Use colored beads to make a visual reminder of the Our Father prayer for preschoolers to take home and to demonstrate the meaning of the words as you recite the prayer together. Provide a long piece of yarn or thick string and colored beads with large holes, with one gold, purple, green, bred, orange, blue and black bead per child. Help preschoolers make a knot at one end of the string and add one bead for each line of the prayer with gold representing heaven, purple the Kingdom, green the earth, orange our food, black our sins, white for forgiveness, red for temptation and blue for the Kingdom, Power and Glory.
Preschoolers will be delighted to hear that they are going to make a snack that reminds them of the importance of prayer, especially the Our Father prayer. Pretzels originally were made by monks with their shape representing praying hands. Provide thawed store-bought or homemade pretzel dough and help preschoolers roll out long "snakes" before crossing and twisting the ends to form a standard pretzel shape. Teach the Lord's Prayer while pretzels bake.
Help preschoolers create a reminder of their practice of the Our Father prayer to take home and display. Provide each preschooler with a traced and cut out praying hands silhouette. Instruct students to paint or color the silhouette black and glue onto a sheet of white paper. Create a frame for the silhouette out of another sheet of black paper or write the words of the prayer onto the paper to help students practice at home with their parents.

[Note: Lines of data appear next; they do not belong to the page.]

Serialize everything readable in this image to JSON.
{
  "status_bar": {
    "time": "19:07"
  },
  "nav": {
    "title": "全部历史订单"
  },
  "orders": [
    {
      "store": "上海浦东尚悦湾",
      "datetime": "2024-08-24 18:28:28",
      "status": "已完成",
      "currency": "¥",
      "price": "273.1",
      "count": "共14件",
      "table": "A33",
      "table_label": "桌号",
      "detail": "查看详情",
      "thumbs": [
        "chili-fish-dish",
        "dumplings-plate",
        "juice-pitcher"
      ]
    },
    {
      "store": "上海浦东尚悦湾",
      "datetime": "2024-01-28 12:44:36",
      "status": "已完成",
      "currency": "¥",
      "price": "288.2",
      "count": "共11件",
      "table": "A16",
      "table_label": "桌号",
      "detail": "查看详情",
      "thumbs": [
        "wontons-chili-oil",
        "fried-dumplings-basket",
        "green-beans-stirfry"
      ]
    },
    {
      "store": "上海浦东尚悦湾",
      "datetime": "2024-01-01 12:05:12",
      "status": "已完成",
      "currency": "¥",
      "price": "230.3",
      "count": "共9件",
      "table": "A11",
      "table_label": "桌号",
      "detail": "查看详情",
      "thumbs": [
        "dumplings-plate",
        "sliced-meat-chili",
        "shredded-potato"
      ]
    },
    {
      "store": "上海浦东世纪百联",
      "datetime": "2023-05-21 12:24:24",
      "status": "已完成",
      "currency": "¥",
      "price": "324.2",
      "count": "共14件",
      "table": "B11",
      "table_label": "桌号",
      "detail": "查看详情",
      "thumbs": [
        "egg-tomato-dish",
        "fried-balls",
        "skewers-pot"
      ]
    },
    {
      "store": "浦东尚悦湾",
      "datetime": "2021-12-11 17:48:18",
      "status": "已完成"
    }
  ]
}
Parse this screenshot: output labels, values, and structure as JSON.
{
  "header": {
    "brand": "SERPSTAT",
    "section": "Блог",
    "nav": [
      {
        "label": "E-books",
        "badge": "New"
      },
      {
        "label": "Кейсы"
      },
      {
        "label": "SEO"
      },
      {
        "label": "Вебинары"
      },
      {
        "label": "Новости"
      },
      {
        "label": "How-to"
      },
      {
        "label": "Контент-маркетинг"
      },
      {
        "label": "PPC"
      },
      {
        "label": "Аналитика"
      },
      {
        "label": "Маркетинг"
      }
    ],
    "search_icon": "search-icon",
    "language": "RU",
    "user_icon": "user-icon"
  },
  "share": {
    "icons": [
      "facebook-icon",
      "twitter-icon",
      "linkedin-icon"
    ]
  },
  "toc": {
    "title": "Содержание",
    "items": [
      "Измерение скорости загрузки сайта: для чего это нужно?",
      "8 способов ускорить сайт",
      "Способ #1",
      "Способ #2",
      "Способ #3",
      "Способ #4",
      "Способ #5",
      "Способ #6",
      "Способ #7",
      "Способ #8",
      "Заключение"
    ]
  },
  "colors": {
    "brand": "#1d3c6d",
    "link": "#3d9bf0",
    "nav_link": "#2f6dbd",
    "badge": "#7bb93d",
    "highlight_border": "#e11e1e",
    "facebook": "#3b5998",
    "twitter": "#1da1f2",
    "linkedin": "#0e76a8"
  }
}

Preschoolers love crafts that are just their size, so help them create a decorative Lord's Prayer mini-book as you discuss the meaning of each line in the prayer. Cut paper to the desired size for two pages and fold in the middle. Stack the paper together to form the pages and staple, adding a piece of colored construction paper or card stock to the bottom to form the cover. Give preschoolers slips of paper to fit the book with one line of the prayer printed one each. Preschoolers will glue the papers and color the pages as you explain each line.